Me gustaría que Bono de U2 hiciese de Influencer en mi campaña de marketing. Voy a ver si hago una ronda de financiación para encontrar los tropecientos mil millones de dólares que me costará el que aparezca en una de mis campañas de marketing. Eso sí, estoy segurísima de que la inversión tendrá un alto retorno. ¿O acaso lo dudas?

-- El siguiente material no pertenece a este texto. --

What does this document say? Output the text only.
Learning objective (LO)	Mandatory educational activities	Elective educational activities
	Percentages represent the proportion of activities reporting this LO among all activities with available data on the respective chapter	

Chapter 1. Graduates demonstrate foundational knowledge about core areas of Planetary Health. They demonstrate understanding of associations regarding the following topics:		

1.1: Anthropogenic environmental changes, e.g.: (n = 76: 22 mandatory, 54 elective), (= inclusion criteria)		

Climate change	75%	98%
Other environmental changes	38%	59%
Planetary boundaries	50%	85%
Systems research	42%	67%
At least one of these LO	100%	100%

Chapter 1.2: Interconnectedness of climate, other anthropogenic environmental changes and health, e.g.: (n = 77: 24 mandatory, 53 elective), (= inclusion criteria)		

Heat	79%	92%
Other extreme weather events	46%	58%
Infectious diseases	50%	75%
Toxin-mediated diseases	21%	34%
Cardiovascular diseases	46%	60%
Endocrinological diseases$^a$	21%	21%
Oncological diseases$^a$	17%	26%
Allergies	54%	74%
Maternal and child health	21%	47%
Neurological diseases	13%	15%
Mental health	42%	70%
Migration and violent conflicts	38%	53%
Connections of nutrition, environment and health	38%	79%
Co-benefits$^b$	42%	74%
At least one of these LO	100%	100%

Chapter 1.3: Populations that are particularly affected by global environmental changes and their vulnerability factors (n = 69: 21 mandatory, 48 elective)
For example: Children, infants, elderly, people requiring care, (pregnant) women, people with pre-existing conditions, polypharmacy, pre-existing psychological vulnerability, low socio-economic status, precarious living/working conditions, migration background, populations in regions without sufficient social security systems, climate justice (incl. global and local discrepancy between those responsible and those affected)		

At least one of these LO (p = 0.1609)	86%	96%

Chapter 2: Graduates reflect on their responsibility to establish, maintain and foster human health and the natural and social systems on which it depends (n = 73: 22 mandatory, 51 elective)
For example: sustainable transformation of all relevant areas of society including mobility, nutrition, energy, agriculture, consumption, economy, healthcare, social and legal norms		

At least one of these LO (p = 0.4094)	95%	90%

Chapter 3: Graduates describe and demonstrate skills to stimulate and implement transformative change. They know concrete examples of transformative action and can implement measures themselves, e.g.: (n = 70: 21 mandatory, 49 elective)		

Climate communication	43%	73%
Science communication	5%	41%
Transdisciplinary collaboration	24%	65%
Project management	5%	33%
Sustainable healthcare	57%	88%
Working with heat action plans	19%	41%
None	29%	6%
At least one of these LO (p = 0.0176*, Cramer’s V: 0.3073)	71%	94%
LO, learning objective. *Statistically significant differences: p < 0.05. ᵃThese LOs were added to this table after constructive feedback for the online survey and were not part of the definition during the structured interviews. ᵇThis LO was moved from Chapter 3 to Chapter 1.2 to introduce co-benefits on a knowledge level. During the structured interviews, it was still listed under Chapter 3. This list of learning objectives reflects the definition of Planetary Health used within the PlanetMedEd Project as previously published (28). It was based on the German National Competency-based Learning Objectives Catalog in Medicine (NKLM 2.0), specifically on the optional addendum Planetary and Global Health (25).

Durante los últimos años hemos oído las bondades del marketing de contenidos. A todos nos interesa escuchar cosas interesantes. Pero también tiene importancia quién te lo cuenta, pues no le prestas la misma atención al vecino de puerta, al profesor de tu hijo pequeño o al CEO de una empresa en la que quieres entrar. Entonces, todos nos hemos ya dado cuenta de que:

además de contar ALGO interesante, tiene que contarlo también ALGUIEN interesante. Clic para tuitear

Si llevamos esto al marketing digital, creo que queda clara la dificultad. No es nada sencillo convertir una mensaje de una empresa que vende lavadoras en algo interesante. Además, todo se complica más si nadie siquiera te escucha, porque tener una web o un blog sin tráfico es lo mismo que poner una tienda en medio del monte. Ya puedes estar vendiendo el secreto de la eterna juventud, que ni dios se va a pasar por allí.

La solución que se está poniendo de moda para solventar estos problemas es buscar y encontrar influencers en Internet que te ayuden a esparcer tu mensaje por la red entre sus seguidores.

Me parece una buena estrategia. Si la marca no llega y se le “ve el plumero” cuando habla de su producto, creando desconfianza, pues se puede “convencer” a un blogger o a una estrella de la tele para que hable de él. Hasta ahora está funcionando bastante bien y es una sinergia interesante para ambas partes: la marca y el influencer.

Se me viene a la cabeza el Youtuber de videojuegos que ven mis hijos continuamente y que tiene 11.000.000 suscriptores en su canal. Es un tío majo, animado, de 25 años, salao a rabiar. Y ha conseguido que mi hijo pequeño, que ya ha jugado con él al Rocket League ( que es lo mismo que si tú eres del Real Madrid y bajas a las canchas de tu barrio y te encuentras allí a Cristiano Ronaldo para echar una pachanga), ahora quiera a toda costa el Mario Kart 8. Nintendo tiene que estar contenta.

La idea que quiero transmitir en este post es que, aunque la búsqueda de influencers “famosos” pueda ser muy buena para las marcas, creo que el recorrido que tiene es corto. ¿Cuánto tardará la audiencia en desconfiar de ellos?¿En ver los hilos y el cartón?

Creo que las marcas deberían buscar otro tipo de influencers, mucho menos famosetes y pomposos, pero con mayor credibilidad a largo plazo. Y estos influencers GOLD están entre sus propios clientes, forman parte de su clientela ya establecida, son fieles a su marca ya establecida y contarán su experiencia con sinceridad y autencididad, generando verdadera confianza.

Para poder hacer eso, la empresa debe estar comprometida realmente con su orientación al cliente, poniéndolo en el centro de su estrategia. Del conocimiento que nace de la cercanía, podrá distinguir a aquellos clientes con mayor influencia dentro de la red. Puede que algunos sean mucho más influyentes de lo que parece a simple vista, porque sean un referente en su comunidad, o en su sector, o porque tengan una alta capacidad de decisión. Es más que probable que esas personas no tengan un blog, ni un canal de Youtube, ni que se pasen las horas esclavizadas en Twitter; pero eso no les resta su valor.

Más del 60 % del tráfico en Internet son bots, máquinas que trabajan esparciendo contenidos y hurgando en páginas web. Se sabe que algunas redes sociales son muy manipulables, por ejemplo Twitter. Sin embargo, a pesar de saberlo, muchas marcas siguen utilizando Twitter para “escuchar” a su audiencia. Además, rizando el rizo, lo hacen sabiendo que ellos también distorsionan esa misma red al tener sus bots trabajando. ¿Resulta paradójico? No, a mí me suena a chiste, como ese del hombre buscando las llaves debajo de una farola porque allí había más luz, a sabiendas que las había perdido en otro sitio.

Mi conclusión es que debemos escuchar a nuestros clientes, los que sabemos que existen porque nos han comprado, porque nos han pagado. Conozcámosles y dejemos que nos sorprendan y que nos recomienden. Démosles las herramientas necesarias para ello. Y eso podremos hacerlo cuando les pongamos en el centro de nuestros pensamientos y entendamos que los “clientes potenciales” que hablan de nuestra marca simplemente por poner una @ o un # puede que no estén diciendo la verdad, o puede que ni siquiera existan.